Saturday, May 25, 2013

DNA: Full of Surprises

DNA is full of surprises, one of them being the radically different ways in which it can be used to express information. We think of DNA as a four-letter language (A,T,G,C), but some organisms choose to "speak" mostly G and C. Others avoid G and C, preferring instead to "speak" A and T. The question is, if DNA is fundamentally a four-letter language, why would some organisms want to limit themselves to dialects that use mostly just two letters?

The DNA of Clostridium botulinum (the botulism bug; a common soil inhabitant) is extraordinarily deficient in G and C: over 70% of its DNA is A and T. The soil bacterium Anaeromyxobacter dehalogenans, on the other hand, has DNA that's 74% G and C. Think of the constraints this puts on a coding system. Imagine that you want to store data using a four-letter alphabet, but you are required to use two of the four letters 74% of the time!
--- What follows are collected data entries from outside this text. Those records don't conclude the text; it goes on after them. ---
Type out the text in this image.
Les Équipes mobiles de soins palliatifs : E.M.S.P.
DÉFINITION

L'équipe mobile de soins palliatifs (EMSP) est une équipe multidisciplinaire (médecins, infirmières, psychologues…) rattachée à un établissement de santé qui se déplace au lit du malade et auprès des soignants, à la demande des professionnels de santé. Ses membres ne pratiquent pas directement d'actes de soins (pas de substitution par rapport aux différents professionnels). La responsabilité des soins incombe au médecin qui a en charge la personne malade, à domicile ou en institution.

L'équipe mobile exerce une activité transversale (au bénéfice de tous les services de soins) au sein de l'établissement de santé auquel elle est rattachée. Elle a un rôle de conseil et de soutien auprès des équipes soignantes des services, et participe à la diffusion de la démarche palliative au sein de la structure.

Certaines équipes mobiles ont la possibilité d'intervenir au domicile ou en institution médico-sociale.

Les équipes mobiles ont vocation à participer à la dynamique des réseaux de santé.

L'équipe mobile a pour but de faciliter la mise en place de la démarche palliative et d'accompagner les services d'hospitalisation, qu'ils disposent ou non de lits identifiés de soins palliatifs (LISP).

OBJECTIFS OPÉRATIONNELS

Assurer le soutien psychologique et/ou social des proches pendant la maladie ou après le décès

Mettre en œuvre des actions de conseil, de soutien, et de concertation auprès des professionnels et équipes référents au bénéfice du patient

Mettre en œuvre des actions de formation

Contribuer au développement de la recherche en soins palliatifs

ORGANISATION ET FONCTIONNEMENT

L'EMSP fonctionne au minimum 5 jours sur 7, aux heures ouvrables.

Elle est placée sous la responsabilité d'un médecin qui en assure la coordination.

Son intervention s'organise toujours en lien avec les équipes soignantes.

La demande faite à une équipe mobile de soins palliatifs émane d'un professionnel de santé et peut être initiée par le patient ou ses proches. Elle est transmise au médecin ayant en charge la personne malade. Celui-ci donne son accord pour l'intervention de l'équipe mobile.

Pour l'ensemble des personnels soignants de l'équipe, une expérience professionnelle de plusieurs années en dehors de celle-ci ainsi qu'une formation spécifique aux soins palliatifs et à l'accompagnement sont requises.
Suddenly a two-bit-per-symbol encoding scheme (a four-letter code) starts to look and feel a lot more like a one-bit-per-symbol (two-letter) scheme.

What kinds of information are actually stored in DNA? Several kinds, but bottom line, DNA is primarily a system for specifying sequences of amino acids. The information is stored as three-letter "words" (GCA, ATG, TCG, etc.) called codons. There are 64 possible length-3 words in a system that uses a 4-letter alphabet. Fortunately, there are only 20 amino acids. I say "fortunately," because imagine if there were 64 different amino acids (as there might be in extra-terrestrial life, say) and they had to occur in roughly equal amounts in all proteins. Every possible codon would have to be used (in roughly equal numbers) and there would be no possibility of an organism like C. botulinum developing a "preference" for A or T in its DNA. It is precisely because only 20 codons out of a possible 64 need be used that organisms like C. botulinum (with a huge imbalance of AT vs. GC in its DNA) can exist.

As it happens, all organisms do tend to use all 64 possible codons, but they use them with vastly varying frequencies, giving rise to codon "dialects." (Note that the mapping of 64 codons onto 20 amino acids means some codons are necessarily synonymous. For example, there are four different codons for glycine and six for leucine.) You might expect that an organism like C. botulinum with mostly A and T in its DNA would "speak" in A- and T-rich codons. And you'd be right. Here's a chart showing which codons C. botulinum actually uses, and at what frequencies:


The green-highlighted codons are the ones C. botulinum uses preferentially (with the usage frequencies shown as precentages). As you can see, the most-often-used codons tend to contain a lot of A and/or T. Which is exactly what you'd expect, given that the organism's DNA is 72% A and T.

In theory, a 3-letter word in a 4-letter language can store six bits of information. But we know from information theory that the actual information content of a word depends on how often it's used. If I send you a 100-word e-mail that contains the question "Why?" repeated 100 times, you're not really receiving the same amount of information as would be in a 100-word e-mail that contains text in which no word appears twice.

The average information content of a C. botulinum codon is easily calculated using the usage-frequencies shown above. (All you do is calculate -F * log2(F) for each codon and add up the results.) If you do the math, you find that C. botulinum uses an average of 5.217 bits per codon, about 13% short of the theoretical six bits available.

One might imagine that the more GC/AT-imbalanced an organism's DNA is, the more biased its codon preferences will be. This is exactly what we find if we plot codon entropy against genome G+C content for a range of organisms having DNA of various G+C contents.

Average codon entropy versus genome G+C content for 90 microorganisms.
In the above graph, you can see that when an organism's DNA is composed of equal amounts of the bases (G+C = 50%, A+T = 50%), the organism tends to use all codons more or less equally, and entropy approaches the theoretical limit of six bits per codon. But when an organism develops a particular "dialect" (of GC-rich DNA, or AT-rich DNA), it starts using a smaller and smaller codon vocabulary more and more intensively. This is what causes the curve to fall off sharply on either side of the graph.

If you have an observant eye, you may have noticed that the two halves of the graph are not symmetrical, even though they look symmetrical at first glance. (Organisms on the high-GC side are using slightly less entropy per codon than low-GC organisms, for a given amount of genome GC/AT skew.) If you're a biologist, you might want to think about why this is so. I'll return to the subject in a future post.